A equipa do Colégio Luso-francês viajou do Porto com um objectivo claro: “Medir a presença de microplásticos que estão em suspensão na atmosfera.” Assim se explica a lupa binocular e o microscópio pousados na mesa de trabalho. Palavra à professora de Biologia, Rita Rocha, que falou na vez dos alunos, mais tímidos: “O pára-quedas tem uns discos brancos embebidos numa solução de silicone. Em queda, tudo o que estiver em suspensão, esperamos nós, fica agarrado aos discos, para ser analisado.” Esta que era a missão secundária da equipa LusoX foi cumprida com sucesso. Mas a primária, comum a todas as equipas – medição da temperatura do ar e da pressão atmosférica e “transmissão por telemetria dos parâmetros para a estação terrestre, pelo menos uma vez por segundo”, de acordo com o regulamento –, falhou.
A reflorestação do território nacional após os incêndios de 2017, através do lançamento de sementes a partir dos microssatélites, foi um propósito popular entre várias equipas. E tentar perceber se é possível haver vida noutros planetas, também reuniu o interesse de várias escolas.
Tanto que a equipa vencedora do concurso — organizado pela agência Ciência Viva, pela ESA e pelo gabinete educativo da agência espacial — se focou nessa missão secundária de procurar vida fora da Terra. No Colégio Guadalupe (Verdizela, Seixal), Dario Zabumba orientou seis estudantes do 10.º ao 12.º ano da equipa GSat no desenvolvimento e no lançamento de um microssatélite, que sobrevoou Vila do Porto após ser largado, com vários outros (houve “latinhas” que nunca chegaram a sair do lançador e uma equipa que desistiu).
À GSat (composta por Lara Alves, Guilherme Ferreira, Guilherme Lourinho, Duarte Brito e Diogo Silva) “correu tudo bem”. Durante o lançamento, receberam dados “segundo a segundo” e viram a antena automática a seguir, sozinha, a trajectória do microssatélite durante a descida. “Foi perfeito”, deixou escapar Dario Zabumba. O júri, presidido pelo cientista e professor jubilado da Universidade Livre de Bruxelas, Manuel Paiva, concordou e atribuiu-lhes o primeiro lugar. Partilharam o pódio com duas equipas de Lisboa: a SatFree, do Colégio Valsassina, que analisou o impacto da descida em drosófilas (moscas-da-fruta); e a Alpha@, da Escola Secundária José Gomes Ferreira, que mediu a aceleração e a força de impacto.

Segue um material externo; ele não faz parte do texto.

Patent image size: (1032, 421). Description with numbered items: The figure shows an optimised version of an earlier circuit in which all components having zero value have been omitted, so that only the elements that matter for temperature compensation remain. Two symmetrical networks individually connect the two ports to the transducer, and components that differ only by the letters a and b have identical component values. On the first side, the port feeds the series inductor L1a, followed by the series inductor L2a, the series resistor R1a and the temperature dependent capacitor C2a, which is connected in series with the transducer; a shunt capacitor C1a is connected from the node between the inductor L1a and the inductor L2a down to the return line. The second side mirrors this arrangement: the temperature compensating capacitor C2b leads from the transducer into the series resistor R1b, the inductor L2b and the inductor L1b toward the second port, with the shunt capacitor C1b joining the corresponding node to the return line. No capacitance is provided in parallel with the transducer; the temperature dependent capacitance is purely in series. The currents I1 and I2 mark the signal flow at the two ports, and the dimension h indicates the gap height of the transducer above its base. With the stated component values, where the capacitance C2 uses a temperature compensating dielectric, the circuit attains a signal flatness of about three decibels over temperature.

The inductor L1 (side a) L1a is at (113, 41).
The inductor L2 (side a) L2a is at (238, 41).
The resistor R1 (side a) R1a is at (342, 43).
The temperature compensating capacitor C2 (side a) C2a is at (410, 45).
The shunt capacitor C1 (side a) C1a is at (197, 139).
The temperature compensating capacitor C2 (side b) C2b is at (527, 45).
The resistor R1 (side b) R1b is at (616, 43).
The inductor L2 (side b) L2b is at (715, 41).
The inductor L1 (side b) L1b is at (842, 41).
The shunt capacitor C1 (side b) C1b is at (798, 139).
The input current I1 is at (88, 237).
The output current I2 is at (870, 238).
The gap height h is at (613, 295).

O segundo e o terceiro lugares, respectivamente, recebem um estágio de uma semana na Edisoft e uma ocupação científica nas férias da Ciência Viva. A equipa Rhocan, da também lisboeta Escola Profissional dos Estudos Técnicos, foi distinguida com uma menção honrosa pelo trabalho de detecção de aviões no espaço aéreo.
“Nesta competição, como o desafio é tão grande, as equipas colaboram umas com as outras: o espírito é de competição e colaboração”, ressalvou o ministro da Ciência, Tecnologia e Ensino Superior, Manuel Heitor. “Esta área é emergente em todo o mundo, mas também de futuro em Portugal, devido ao nosso posicionamento no Atlântico e ao potencial que hoje o espaço tem para países de pequena e média dimensão”, defendeu. As “indústrias do futuro”, como lhes chama o ministro, são um “elemento crítico hoje na estratégia nacional para o espaço, que é formar mais jovens com capacidade de desenvolver pequenos satélites e usar dados de pequenos satélites”.
O caso de sucesso de Ricardo Sousa – “directamente relacionado com a participação na CanSat” – pode ser um exemplo a seguir por vencedores, mas não só. Por agora, a GSat regressa a Santa Maria no final de Junho para defender a reputação portuguesa na final europeia.